Give an overview of the Latent Diffusion Model (Stable Diffusion architecture).
An encoder \(\mathcal{E}\) is used to compress the input image \(\mathbf{x} \in \mathbb{R}^{H \times W \times 3}\) to a smaller 2D latent vector \(\mathbf{z} = \mathcal{E}(\mathbf{x}) \in \mathbb{R}^{h \times w \times c}\), where the downsampling rate \(f=H/h=W/w=2^m, m \in \mathbb{N}\). A decoder \(\mathcal{D}\) reconstructs the images from the latent vector: \(\tilde{\mathbf{x}} = \mathcal{D}(\mathbf{z})\).
The diffusion and denoising processes happen on the latent vector \(\mathbf{z}\).
The denoising model is a time-conditioned U-Net, augmented with the cross-attention mechanism to handle flexible conditioning information for image generation.
To process \(y\) from various modalities, a domain specific encoder \(\tau_\theta\) that projects \(y\) to an intermediate representation \(\tau_\theta(y) \in \mathbb{R}^{M \times d_\tau}\) is used.

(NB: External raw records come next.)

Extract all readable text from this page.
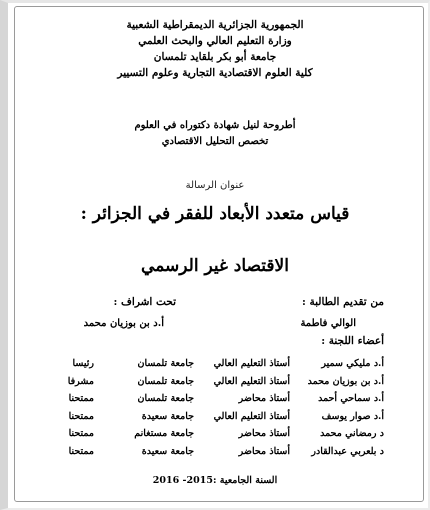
الجمهورية الجزائرية الديمقراطية الشعبية
وزارة التعليم العالي والبحث العلمي
جامعة أبو بكر بلقايد تلمسان
كلية العلوم الاقتصادية التجارية وعلوم التسيير
أطروحة لنيل شهادة دكتوراه في العلوم
تخصص التحليل الاقتصادي
عنوان الرسالة
قياس متعدد الأبعاد للفقر في الجزائر :
الاقتصاد غير الرسمي
من تقديم الطالبة :
الوالي فاطمة
تحت اشراف :
أ.د بن بوزيان محمد
أعضاء اللجنة :
أ.د مليكي سمير
أستاذ التعليم العالي
جامعة تلمسان
رئيسا
أ.د بن بوزيان محمد
أستاذ التعليم العالي
جامعة تلمسان
مشرفا
أ.د سماحي أحمد
أستاذ محاضر
جامعة تلمسان
ممتحنا
أ.د صوار يوسف
أستاذ التعليم العالي
جامعة سعيدة
ممتحنا
د رمضاني محمد
أستاذ محاضر
جامعة مستغانم
ممتحنا
د بلعربي عبدالقادر
أستاذ محاضر
جامعة سعيدة
ممتحنا
السنة الجامعية :2015- 2016
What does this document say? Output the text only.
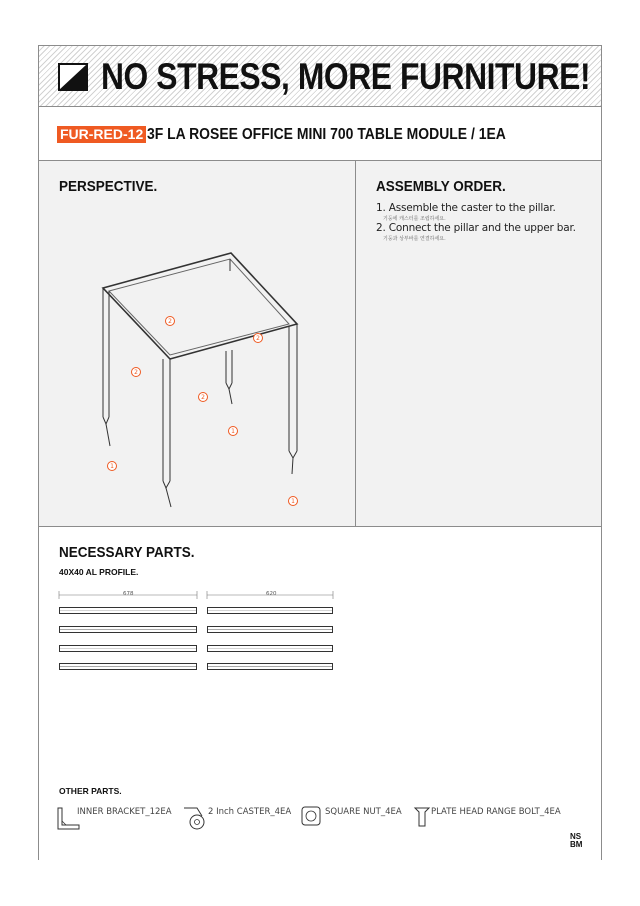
NO STRESS, MORE FURNITURE!
FUR-RED-12 3F LA ROSEE OFFICE MINI 700 TABLE MODULE / 1EA
PERSPECTIVE.
2
2
2
2
1
1
1
ASSEMBLY ORDER.
1. Assemble the caster to the pillar.
기둥에 캐스터를 조립하세요.
2. Connect the pillar and the upper bar.
기둥과 상부바를 연결하세요.
NECESSARY PARTS.
40X40 AL PROFILE.
678	620
OTHER PARTS.
INNER BRACKET_12EA	2 Inch CASTER_4EA	SQUARE NUT_4EA	PLATE HEAD RANGE BOLT_4EA
NS
BM
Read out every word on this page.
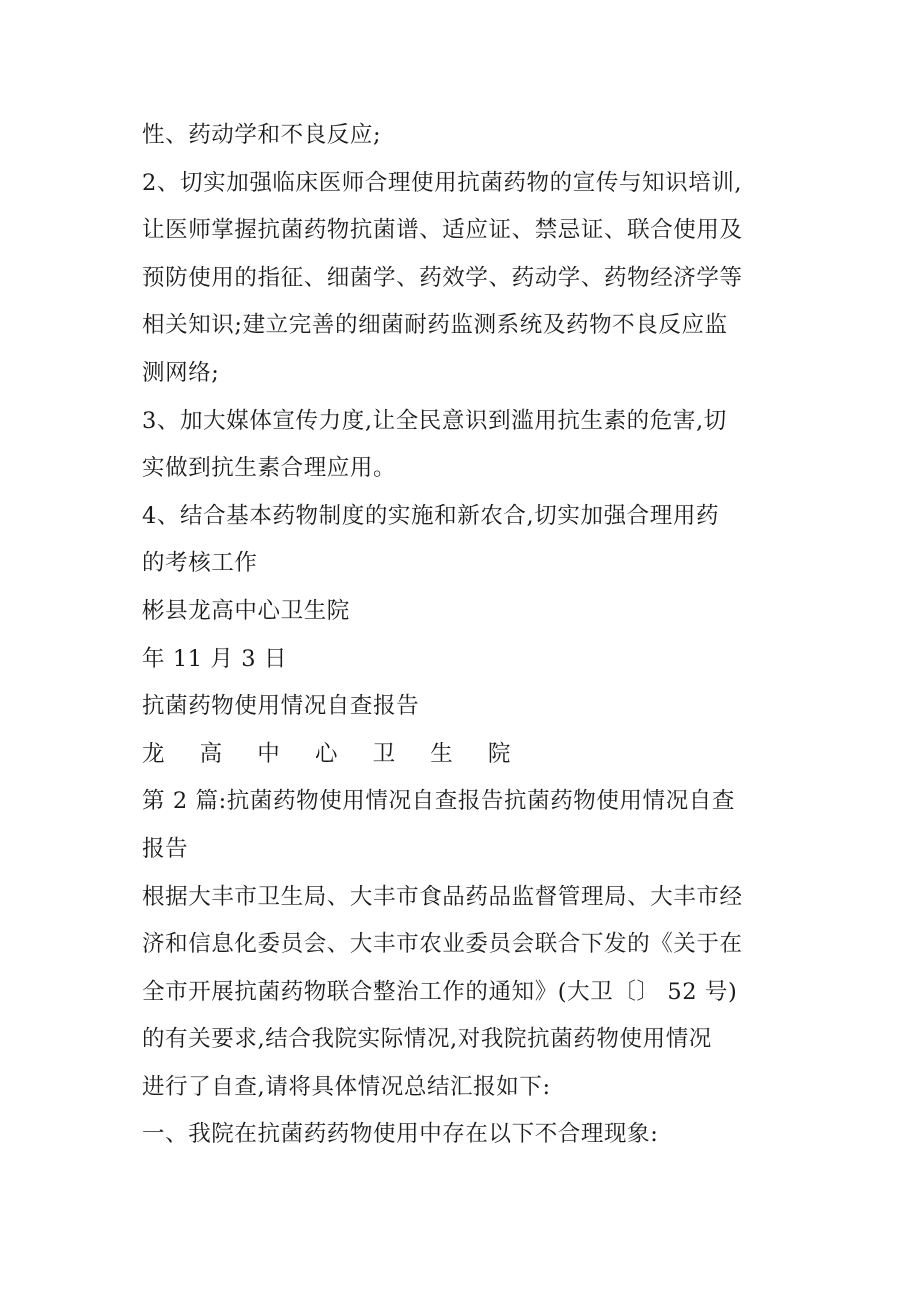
性、药动学和不良反应;
2、切实加强临床医师合理使用抗菌药物的宣传与知识培训,
让医师掌握抗菌药物抗菌谱、适应证、禁忌证、联合使用及
预防使用的指征、细菌学、药效学、药动学、药物经济学等
相关知识;建立完善的细菌耐药监测系统及药物不良反应监
测网络;
3、加大媒体宣传力度,让全民意识到滥用抗生素的危害,切
实做到抗生素合理应用。
4、结合基本药物制度的实施和新农合,切实加强合理用药
的考核工作
彬县龙高中心卫生院
年 11 月 3 日
抗菌药物使用情况自查报告
龙 高 中 心 卫 生 院
第 2 篇:抗菌药物使用情况自查报告抗菌药物使用情况自查
报告
根据大丰市卫生局、大丰市食品药品监督管理局、大丰市经
济和信息化委员会、大丰市农业委员会联合下发的《关于在
全市开展抗菌药物联合整治工作的通知》(大卫〔〕 52 号)
的有关要求,结合我院实际情况,对我院抗菌药物使用情况
进行了自查,请将具体情况总结汇报如下:
一、我院在抗菌药药物使用中存在以下不合理现象:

\[\begin{aligned} &\text{Attention}(\mathbf{Q}, \mathbf{K}, \mathbf{V}) = \text{softmax}\Big(\frac{\mathbf{Q}\mathbf{K}^\top}{\sqrt{d}}\Big) \cdot \mathbf{V} \\ &\text{where }\mathbf{Q} = \mathbf{W}^{(i)}_Q \cdot \varphi_i(\mathbf{z}_i),\; \mathbf{K} = \mathbf{W}^{(i)}_K \cdot \tau_\theta(y),\; \mathbf{V} = \mathbf{W}^{(i)}_V \cdot \tau_\theta(y) \\ &\text{and } \mathbf{W}^{(i)}_Q \in \mathbb{R}^{d \times d^i_\epsilon},\; \mathbf{W}^{(i)}_K, \mathbf{W}^{(i)}_V \in \mathbb{R}^{d \times d_\tau},\; \varphi_i(\mathbf{z}_i) \in \mathbb{R}^{N \times d^i_\epsilon},\; \tau_\theta(y) \in \mathbb{R}^{M \times d_\tau} \end{aligned}\]Where \(\varphi(\mathbf{z}_i) \in \mathbb{R}^{N \times d_\epsilon^i}\) denotes a (flattened) intermediate representation of the UNet implementation \(\epsilon_\theta\).

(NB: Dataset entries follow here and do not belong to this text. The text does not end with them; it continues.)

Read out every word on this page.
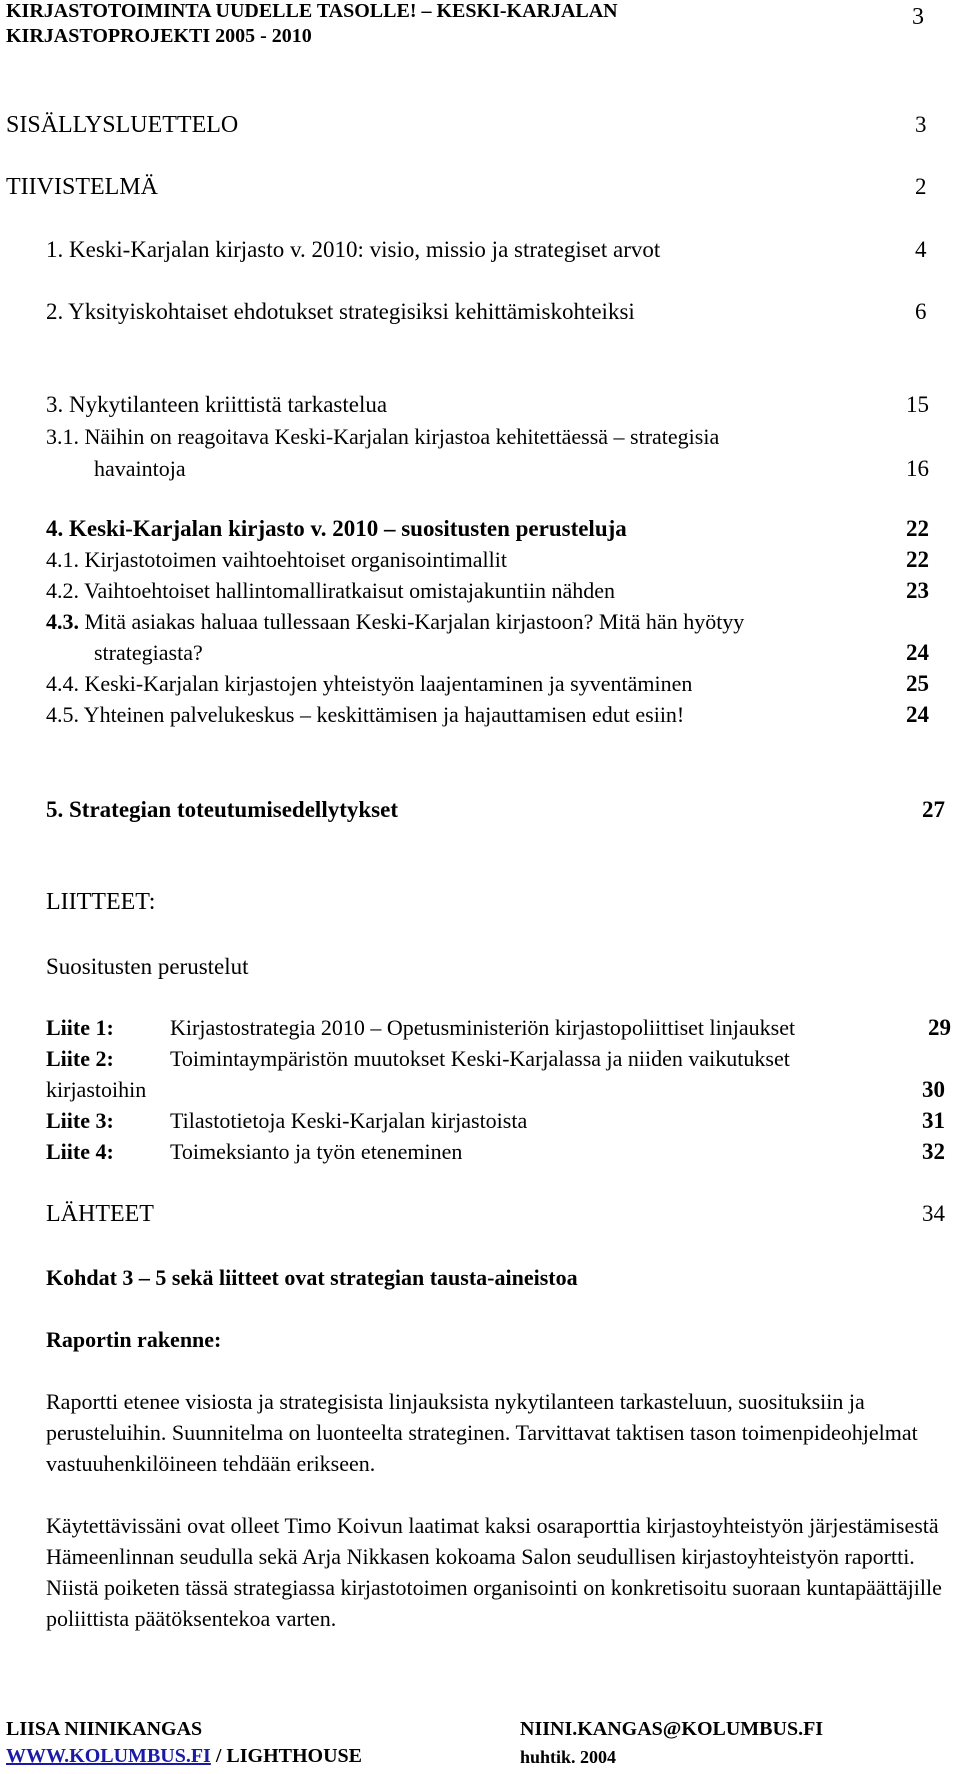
KIRJASTOTOIMINTA UUDELLE TASOLLE! – KESKI-KARJALAN
KIRJASTOPROJEKTI 2005 - 2010
3
SISÄLLYSLUETTELO	3
TIIVISTELMÄ	2
1. Keski-Karjalan kirjasto v. 2010: visio, missio ja strategiset arvot	4
2. Yksityiskohtaiset ehdotukset strategisiksi kehittämiskohteiksi	6
3. Nykytilanteen kriittistä tarkastelua	15
3.1. Näihin on reagoitava Keski-Karjalan kirjastoa kehitettäessä – strategisia
havaintoja	16
4. Keski-Karjalan kirjasto v. 2010 – suositusten perusteluja	22
4.1. Kirjastotoimen vaihtoehtoiset organisointimallit	22
4.2. Vaihtoehtoiset hallintomalliratkaisut omistajakuntiin nähden	23
4.3. Mitä asiakas haluaa tullessaan Keski-Karjalan kirjastoon? Mitä hän hyötyy
strategiasta?	24
4.4. Keski-Karjalan kirjastojen yhteistyön laajentaminen ja syventäminen	25
4.5. Yhteinen palvelukeskus – keskittämisen ja hajauttamisen edut esiin!	24
5. Strategian toteutumisedellytykset	27
LIITTEET:
Suositusten perustelut
Liite 1:	Kirjastostrategia 2010 – Opetusministeriön kirjastopoliittiset linjaukset	29
Liite 2:	Toimintaympäristön muutokset Keski-Karjalassa ja niiden vaikutukset
kirjastoihin	30
Liite 3:	Tilastotietoja Keski-Karjalan kirjastoista	31
Liite 4:	Toimeksianto ja työn eteneminen	32
LÄHTEET	34
Kohdat 3 – 5 sekä liitteet ovat strategian tausta-aineistoa
Raportin rakenne:
Raportti etenee visiosta ja strategisista linjauksista nykytilanteen tarkasteluun, suosituksiin ja perusteluihin. Suunnitelma on luonteelta strateginen. Tarvittavat taktisen tason toimenpideohjelmat vastuuhenkilöineen tehdään erikseen.
Käytettävissäni ovat olleet Timo Koivun laatimat kaksi osaraporttia kirjastoyhteistyön järjestämisestä Hämeenlinnan seudulla sekä Arja Nikkasen kokoama Salon seudullisen kirjastoyhteistyön raportti. Niistä poiketen tässä strategiassa kirjastotoimen organisointi on konkretisoitu suoraan kuntapäättäjille poliittista päätöksentekoa varten.
LIISA NIINIKANGAS	NIINI.KANGAS@KOLUMBUS.FI
WWW.KOLUMBUS.FI / LIGHTHOUSE	huhtik. 2004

How is the latent diffusion model trained?
The compression part (e.g. encoder \(\mathcal{E}\) and decoder \(\mathcal{D}\)) and diffusion part are trained in different phases (first compression then diffusion).
Usually the compression part is taken from a pretrained network such as CLIP.

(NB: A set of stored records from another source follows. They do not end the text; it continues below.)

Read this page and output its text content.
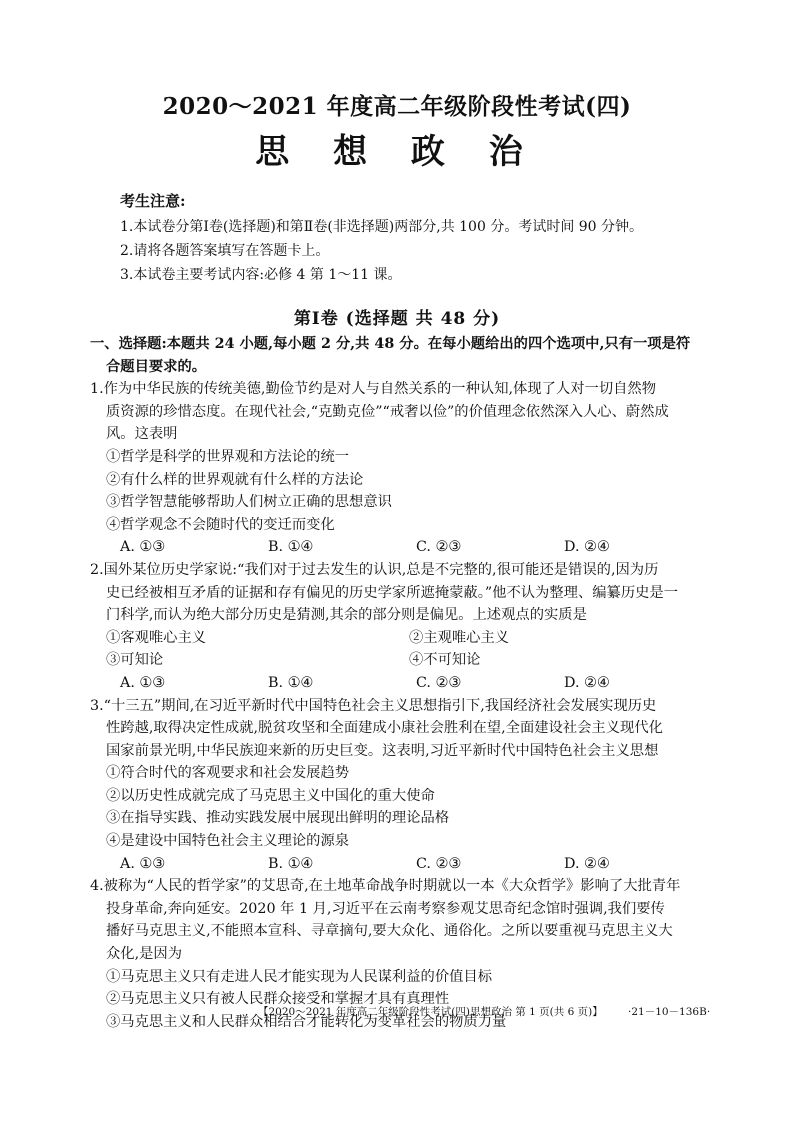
2020～2021 年度高二年级阶段性考试(四)
思 想 政 治
考生注意:
1.本试卷分第Ⅰ卷(选择题)和第Ⅱ卷(非选择题)两部分,共 100 分。考试时间 90 分钟。
2.请将各题答案填写在答题卡上。
3.本试卷主要考试内容:必修 4 第 1～11 课。
第Ⅰ卷 (选择题 共 48 分)
一、选择题:本题共 24 小题,每小题 2 分,共 48 分。在每小题给出的四个选项中,只有一项是符
合题目要求的。
1.作为中华民族的传统美德,勤俭节约是对人与自然关系的一种认知,体现了人对一切自然物
质资源的珍惜态度。在现代社会,“克勤克俭”“戒奢以俭”的价值理念依然深入人心、蔚然成
风。这表明
①哲学是科学的世界观和方法论的统一
②有什么样的世界观就有什么样的方法论
③哲学智慧能够帮助人们树立正确的思想意识
④哲学观念不会随时代的变迁而变化
A. ①③	B. ①④	C. ②③	D. ②④
2.国外某位历史学家说:“我们对于过去发生的认识,总是不完整的,很可能还是错误的,因为历
史已经被相互矛盾的证据和存有偏见的历史学家所遮掩蒙蔽。”他不认为整理、编纂历史是一
门科学,而认为绝大部分历史是猜测,其余的部分则是偏见。上述观点的实质是
①客观唯心主义	②主观唯心主义
③可知论	④不可知论
A. ①③	B. ①④	C. ②③	D. ②④
3.“十三五”期间,在习近平新时代中国特色社会主义思想指引下,我国经济社会发展实现历史
性跨越,取得决定性成就,脱贫攻坚和全面建成小康社会胜利在望,全面建设社会主义现代化
国家前景光明,中华民族迎来新的历史巨变。这表明,习近平新时代中国特色社会主义思想
①符合时代的客观要求和社会发展趋势
②以历史性成就完成了马克思主义中国化的重大使命
③在指导实践、推动实践发展中展现出鲜明的理论品格
④是建设中国特色社会主义理论的源泉
A. ①③	B. ①④	C. ②③	D. ②④
4.被称为“人民的哲学家”的艾思奇,在土地革命战争时期就以一本《大众哲学》影响了大批青年
投身革命,奔向延安。2020 年 1 月,习近平在云南考察参观艾思奇纪念馆时强调,我们要传
播好马克思主义,不能照本宣科、寻章摘句,要大众化、通俗化。之所以要重视马克思主义大
众化,是因为
①马克思主义只有走进人民才能实现为人民谋利益的价值目标
②马克思主义只有被人民群众接受和掌握才具有真理性
③马克思主义和人民群众相结合才能转化为变革社会的物质力量
【2020～2021 年度高二年级阶段性考试(四)思想政治 第 1 页(共 6 页)】 ·21－10－136B·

How does the latent diffusion model avoid arbitratily high-variance latent spaces?
It proposes two variants to deal with this:
- KL-reg: a small Kullback-Leibler penalty is imposed towards a standard normal distribution over the learned latent, similar to a VAE.
- VQ-reg: a vector quantization layer is used within the decoder, similar to VQVAE but the quantization layer is absorbed by the decoder.